Meninjau maraknya kasus pembajakan film di Tanah Air, diperlukan tindakan preventif dan represif untuk mengurangi angka tersebut. Tindakan preventif yang dapat dikembangkan adalah dengan meningkatkan perlindungan hukum bagi pemegang hak cipta film. Hal tersebut dapat diwujudkan dengan optimalisasi instrumen penegak hukum dalam mengimplementasikan hukum yang berlaku di Indonesia terhadap tindakan pembajakan film. Selain itu, diperlukan sosialisasi penggunaan internet sehat dan aman dalam masyarakat. Hal tersebut diperlukan untuk meningkatkan kewaspadaan masyarakat untuk menghindari kejahatan siber dan konten negatif. Selain itu, hal tersebut juga berfungsi untuk meningkatkan kepatuhan terhadap nilai norma yang ada dalam masyarakat. Selanjutnya, tindakan represif yang dapat dilakukan adalah dengan memblokir situs-situs ilegal yang menyediakan film bajakan. Hal tersebut berfungsi untuk mengurangi angka pembajakan film yang terus berkembang.

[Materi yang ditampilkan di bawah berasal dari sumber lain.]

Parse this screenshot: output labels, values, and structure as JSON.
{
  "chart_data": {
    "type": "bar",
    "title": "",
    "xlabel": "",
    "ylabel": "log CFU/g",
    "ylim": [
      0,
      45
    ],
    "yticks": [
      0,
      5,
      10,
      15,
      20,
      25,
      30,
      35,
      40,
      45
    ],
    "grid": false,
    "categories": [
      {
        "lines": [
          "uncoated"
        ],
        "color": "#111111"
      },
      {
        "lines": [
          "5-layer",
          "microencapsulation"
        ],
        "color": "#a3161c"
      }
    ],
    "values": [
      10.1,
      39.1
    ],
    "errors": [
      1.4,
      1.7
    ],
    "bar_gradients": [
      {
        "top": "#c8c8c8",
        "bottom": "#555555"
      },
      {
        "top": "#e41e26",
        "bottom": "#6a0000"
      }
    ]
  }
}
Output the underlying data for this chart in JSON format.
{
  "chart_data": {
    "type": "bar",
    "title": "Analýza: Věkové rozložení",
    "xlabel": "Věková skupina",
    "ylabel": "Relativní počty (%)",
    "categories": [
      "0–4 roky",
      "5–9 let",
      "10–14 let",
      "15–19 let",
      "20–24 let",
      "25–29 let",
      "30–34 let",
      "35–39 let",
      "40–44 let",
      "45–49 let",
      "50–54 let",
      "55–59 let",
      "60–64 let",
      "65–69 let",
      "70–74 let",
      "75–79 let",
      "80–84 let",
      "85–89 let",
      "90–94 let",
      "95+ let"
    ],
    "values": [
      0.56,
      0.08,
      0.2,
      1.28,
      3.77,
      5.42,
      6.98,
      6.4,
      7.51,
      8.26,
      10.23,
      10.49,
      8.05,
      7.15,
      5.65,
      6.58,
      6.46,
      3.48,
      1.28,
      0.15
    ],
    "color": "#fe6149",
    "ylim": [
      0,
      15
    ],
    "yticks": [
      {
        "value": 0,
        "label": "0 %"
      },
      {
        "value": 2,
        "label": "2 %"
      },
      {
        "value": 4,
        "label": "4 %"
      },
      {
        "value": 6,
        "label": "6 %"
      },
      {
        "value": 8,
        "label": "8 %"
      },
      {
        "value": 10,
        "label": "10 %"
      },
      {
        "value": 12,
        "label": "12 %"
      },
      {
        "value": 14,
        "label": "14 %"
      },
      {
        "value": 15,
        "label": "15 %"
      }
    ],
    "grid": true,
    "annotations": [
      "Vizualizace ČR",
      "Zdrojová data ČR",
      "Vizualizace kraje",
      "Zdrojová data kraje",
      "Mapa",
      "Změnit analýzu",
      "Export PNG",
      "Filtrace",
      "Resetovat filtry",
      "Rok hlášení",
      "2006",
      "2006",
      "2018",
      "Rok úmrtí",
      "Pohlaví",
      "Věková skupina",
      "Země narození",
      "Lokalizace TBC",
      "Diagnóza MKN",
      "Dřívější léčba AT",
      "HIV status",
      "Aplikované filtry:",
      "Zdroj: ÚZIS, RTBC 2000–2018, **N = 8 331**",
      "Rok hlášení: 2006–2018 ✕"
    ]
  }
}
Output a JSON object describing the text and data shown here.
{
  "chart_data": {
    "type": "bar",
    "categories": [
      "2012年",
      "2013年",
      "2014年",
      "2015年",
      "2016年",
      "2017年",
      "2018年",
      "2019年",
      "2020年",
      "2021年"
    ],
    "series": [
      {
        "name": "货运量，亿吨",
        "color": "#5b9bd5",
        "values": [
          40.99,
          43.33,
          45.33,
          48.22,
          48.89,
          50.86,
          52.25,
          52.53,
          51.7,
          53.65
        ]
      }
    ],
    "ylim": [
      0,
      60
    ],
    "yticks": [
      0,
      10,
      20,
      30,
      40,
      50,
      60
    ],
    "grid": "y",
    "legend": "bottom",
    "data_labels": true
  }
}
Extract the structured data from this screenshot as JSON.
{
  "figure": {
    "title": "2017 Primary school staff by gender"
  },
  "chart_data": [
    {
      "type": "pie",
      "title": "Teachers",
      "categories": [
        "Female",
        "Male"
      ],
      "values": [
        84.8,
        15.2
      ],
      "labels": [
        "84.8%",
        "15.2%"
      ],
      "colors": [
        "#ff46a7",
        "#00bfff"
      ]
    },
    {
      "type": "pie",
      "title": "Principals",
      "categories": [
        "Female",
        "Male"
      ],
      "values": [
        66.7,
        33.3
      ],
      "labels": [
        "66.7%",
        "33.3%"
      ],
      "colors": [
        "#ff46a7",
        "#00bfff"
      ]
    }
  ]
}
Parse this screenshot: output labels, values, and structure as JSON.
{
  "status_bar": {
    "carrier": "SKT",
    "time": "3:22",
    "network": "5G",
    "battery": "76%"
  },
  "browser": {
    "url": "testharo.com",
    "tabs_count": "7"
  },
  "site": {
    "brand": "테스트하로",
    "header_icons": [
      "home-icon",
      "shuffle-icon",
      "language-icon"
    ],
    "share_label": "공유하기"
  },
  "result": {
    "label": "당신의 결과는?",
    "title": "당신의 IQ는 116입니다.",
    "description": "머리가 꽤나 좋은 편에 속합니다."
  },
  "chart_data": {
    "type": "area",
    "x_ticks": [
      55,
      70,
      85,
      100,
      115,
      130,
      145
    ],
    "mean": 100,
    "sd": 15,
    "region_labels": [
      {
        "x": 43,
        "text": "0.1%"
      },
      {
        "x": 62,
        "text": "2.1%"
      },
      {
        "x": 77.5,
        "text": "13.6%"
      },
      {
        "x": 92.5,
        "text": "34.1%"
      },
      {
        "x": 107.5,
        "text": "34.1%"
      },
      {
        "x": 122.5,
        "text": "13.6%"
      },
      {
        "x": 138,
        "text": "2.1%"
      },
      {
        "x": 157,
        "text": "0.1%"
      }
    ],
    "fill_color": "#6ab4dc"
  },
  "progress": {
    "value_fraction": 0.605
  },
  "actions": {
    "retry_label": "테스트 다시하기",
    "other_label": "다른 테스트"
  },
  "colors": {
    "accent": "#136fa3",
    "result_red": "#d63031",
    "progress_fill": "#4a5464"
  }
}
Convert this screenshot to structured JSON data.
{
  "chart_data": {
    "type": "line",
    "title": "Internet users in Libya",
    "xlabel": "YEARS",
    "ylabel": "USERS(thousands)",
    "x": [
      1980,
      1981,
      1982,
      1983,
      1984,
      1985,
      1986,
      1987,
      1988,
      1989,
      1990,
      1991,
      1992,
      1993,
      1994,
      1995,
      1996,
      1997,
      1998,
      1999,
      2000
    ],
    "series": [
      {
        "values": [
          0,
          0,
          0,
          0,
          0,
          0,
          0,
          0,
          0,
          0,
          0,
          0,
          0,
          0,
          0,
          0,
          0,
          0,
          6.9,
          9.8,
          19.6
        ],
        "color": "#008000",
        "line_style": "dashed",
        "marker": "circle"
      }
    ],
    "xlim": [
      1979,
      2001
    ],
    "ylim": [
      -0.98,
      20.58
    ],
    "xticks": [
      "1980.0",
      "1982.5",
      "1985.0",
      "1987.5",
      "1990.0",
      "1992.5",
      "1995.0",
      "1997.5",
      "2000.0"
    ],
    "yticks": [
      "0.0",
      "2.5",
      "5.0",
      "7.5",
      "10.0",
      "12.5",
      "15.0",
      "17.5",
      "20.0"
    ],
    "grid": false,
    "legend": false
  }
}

Pembajakan film yang menjadi polemik hangat di tengah berkembangnya teknologi merupakan isu yang perlu diatasi bersama-sama. Tindakan tersebut tidak hanya melanggar hak cipta para pemegang hak cipta film yang diatur dalam UU HC, tetapi juga menurunkan kepatuhan masyarakat terhadap nilai dan norma dan merusak citra serta perekonomian negara. Selain itu, tindakan tersebut juga tidak sesuai dengan nilai-nilai yang terkandung dalam penggunaan internet sehat dan aman yang merupakan penggaungan oleh Kementerian Komunikasi dan Informasi. Oleh karena itu, diperlukan langkah preventif dan represif dalam memberantas tindakan tersebut sebagai bentuk pemanfaatan internet yang sehat dan aman.
Daftar Pustaka
Peraturan Perundang-undangan
Indonesia. Undang-Undang tentang Hak Cipta. UU No. 28 Tahun 2014. LN No. 266 Tahun 2014. TLN No. 5599.
Internet
Budiansyah, Arif. “Web Streaming Film Gratis Serupa IndoXXI, Ini Daftarnya.” https://www.cnbcindonesia.com/tech/20200117070247-37-130641/web-streaming-film-gratis-serupa-indoxxi-ini-daftarnya. Diakses 22 Mei 2022
Kominfo Kabupaten Ngawi. “Maraknya Pembajakan Film di Era Covid-19.” https://kominfo.ngawikab.go.id/maraknya-pembajakan-film-di-era-covid-19/. Diakses 22 Mei 2022.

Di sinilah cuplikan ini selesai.